Rarement M. TAVERNIER nous a semblé mieux inspiré que dans sa Ferme en Flandre (521). Non que le sujet porte en soi de grandes ressources de poésie et d'intérêt; mais le cachet de vérité naïve que l'artiste a su imprimer à cette simple ferme assise au bord d'un chemin, adossée à la lisière d'un bois, lui donne un attrait singulier; ce qui prouve une fois de plus, qu'en peinture comme en poésie, le talent consiste moins à imaginer des choses extraordinaires, qu'à les exprimer convenablement, en donnant à ce mot toute

son énergie étymologique. Nous n'avons que bien peu de tableaux au Salon d'Anvers qui présentent autant de largeur de jour et surtout de vérité de soleil que celui de M. Tavernier. Malgré la touche des arbres, généralement trop lâchée chez cet artiste, et la monotonie d'exécution du chemin sur le premier plan, nous ne craignons pas de placer ce paysage, non seulement parmi les meilleurs qui soient sortis jusqu'à présent du pinceau de M. Tavernier, mais encore, comme qualités de nature et d'ensemble dans la couleur et les oppositions, comme l'un des plus remarquables de l'Exposition.
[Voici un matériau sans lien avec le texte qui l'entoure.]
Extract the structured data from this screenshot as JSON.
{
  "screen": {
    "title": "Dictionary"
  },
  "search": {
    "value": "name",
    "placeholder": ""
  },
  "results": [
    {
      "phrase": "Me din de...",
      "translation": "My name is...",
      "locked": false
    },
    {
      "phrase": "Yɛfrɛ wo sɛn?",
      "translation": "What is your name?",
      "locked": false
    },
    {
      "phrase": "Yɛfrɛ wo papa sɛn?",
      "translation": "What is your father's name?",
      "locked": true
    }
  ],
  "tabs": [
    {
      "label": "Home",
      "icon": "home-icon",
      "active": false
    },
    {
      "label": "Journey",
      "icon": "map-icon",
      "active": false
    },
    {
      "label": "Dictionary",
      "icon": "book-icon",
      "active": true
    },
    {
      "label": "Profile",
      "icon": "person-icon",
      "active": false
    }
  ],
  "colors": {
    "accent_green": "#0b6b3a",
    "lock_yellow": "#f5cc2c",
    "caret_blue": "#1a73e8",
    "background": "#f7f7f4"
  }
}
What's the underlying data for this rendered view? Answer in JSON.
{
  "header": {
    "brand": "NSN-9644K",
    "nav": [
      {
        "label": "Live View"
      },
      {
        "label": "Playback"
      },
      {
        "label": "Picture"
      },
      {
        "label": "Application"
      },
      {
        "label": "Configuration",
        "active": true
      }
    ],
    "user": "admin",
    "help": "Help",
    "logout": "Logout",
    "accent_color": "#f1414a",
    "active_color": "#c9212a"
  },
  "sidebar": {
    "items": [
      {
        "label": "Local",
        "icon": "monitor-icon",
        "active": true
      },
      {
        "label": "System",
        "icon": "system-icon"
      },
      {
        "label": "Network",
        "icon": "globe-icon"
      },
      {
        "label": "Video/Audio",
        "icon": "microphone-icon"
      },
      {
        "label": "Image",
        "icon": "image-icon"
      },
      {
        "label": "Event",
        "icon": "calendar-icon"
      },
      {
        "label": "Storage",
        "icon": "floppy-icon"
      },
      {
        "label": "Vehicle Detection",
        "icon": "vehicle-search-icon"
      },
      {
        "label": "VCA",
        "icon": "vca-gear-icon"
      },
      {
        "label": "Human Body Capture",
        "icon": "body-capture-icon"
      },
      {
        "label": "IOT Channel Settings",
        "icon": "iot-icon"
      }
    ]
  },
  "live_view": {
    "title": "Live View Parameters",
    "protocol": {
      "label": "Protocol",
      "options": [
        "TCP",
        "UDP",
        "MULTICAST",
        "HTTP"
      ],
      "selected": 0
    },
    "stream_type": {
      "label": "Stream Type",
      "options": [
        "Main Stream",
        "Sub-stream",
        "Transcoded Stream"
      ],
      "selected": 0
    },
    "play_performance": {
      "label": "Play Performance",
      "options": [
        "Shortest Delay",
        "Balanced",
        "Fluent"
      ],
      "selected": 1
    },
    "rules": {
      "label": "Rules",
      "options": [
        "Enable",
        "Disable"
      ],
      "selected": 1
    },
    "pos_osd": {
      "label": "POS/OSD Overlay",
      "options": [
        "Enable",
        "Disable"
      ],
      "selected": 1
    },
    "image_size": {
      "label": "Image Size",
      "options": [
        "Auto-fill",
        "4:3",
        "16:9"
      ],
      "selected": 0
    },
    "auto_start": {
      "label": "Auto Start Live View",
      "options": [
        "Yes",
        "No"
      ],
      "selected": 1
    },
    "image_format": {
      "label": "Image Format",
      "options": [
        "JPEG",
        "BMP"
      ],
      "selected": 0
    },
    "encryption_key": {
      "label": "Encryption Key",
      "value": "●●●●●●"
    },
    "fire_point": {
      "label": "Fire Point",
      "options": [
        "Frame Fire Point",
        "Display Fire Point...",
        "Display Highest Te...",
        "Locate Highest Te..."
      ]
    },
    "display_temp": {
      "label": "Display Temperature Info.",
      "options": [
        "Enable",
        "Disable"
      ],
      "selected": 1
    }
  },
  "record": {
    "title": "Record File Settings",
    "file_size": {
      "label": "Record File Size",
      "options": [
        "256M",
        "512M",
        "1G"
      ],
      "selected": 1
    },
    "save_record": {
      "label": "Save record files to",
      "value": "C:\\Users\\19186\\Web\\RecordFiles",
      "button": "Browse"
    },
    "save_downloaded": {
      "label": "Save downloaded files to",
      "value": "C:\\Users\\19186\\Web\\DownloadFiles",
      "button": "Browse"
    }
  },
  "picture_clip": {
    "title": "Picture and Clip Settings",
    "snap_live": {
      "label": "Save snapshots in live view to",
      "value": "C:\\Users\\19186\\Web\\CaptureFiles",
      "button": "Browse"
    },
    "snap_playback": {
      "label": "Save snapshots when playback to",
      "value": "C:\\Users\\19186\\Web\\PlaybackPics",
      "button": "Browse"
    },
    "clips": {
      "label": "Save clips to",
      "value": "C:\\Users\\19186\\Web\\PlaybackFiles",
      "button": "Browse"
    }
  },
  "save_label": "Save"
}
Quant à ces Ruines d'un château féodal (522), dans lesquelles chacun a pu reconnaître l'antique et imposant château de Beersel, l'effet, quoique piquant et fantastique, comme il convient, paraît-il, à ce fantôme encore menaçant d'un autre âge plein de mystères et plein d'éclat, bien semblé quelque peu forcé. Il y a de la poésie dans sa Pêche à l'étiquette, effet de lune et de brouillard d'une certaine franchise de vérité; mais dont l'exécution semble accuser trop de rapidité pour être soignée.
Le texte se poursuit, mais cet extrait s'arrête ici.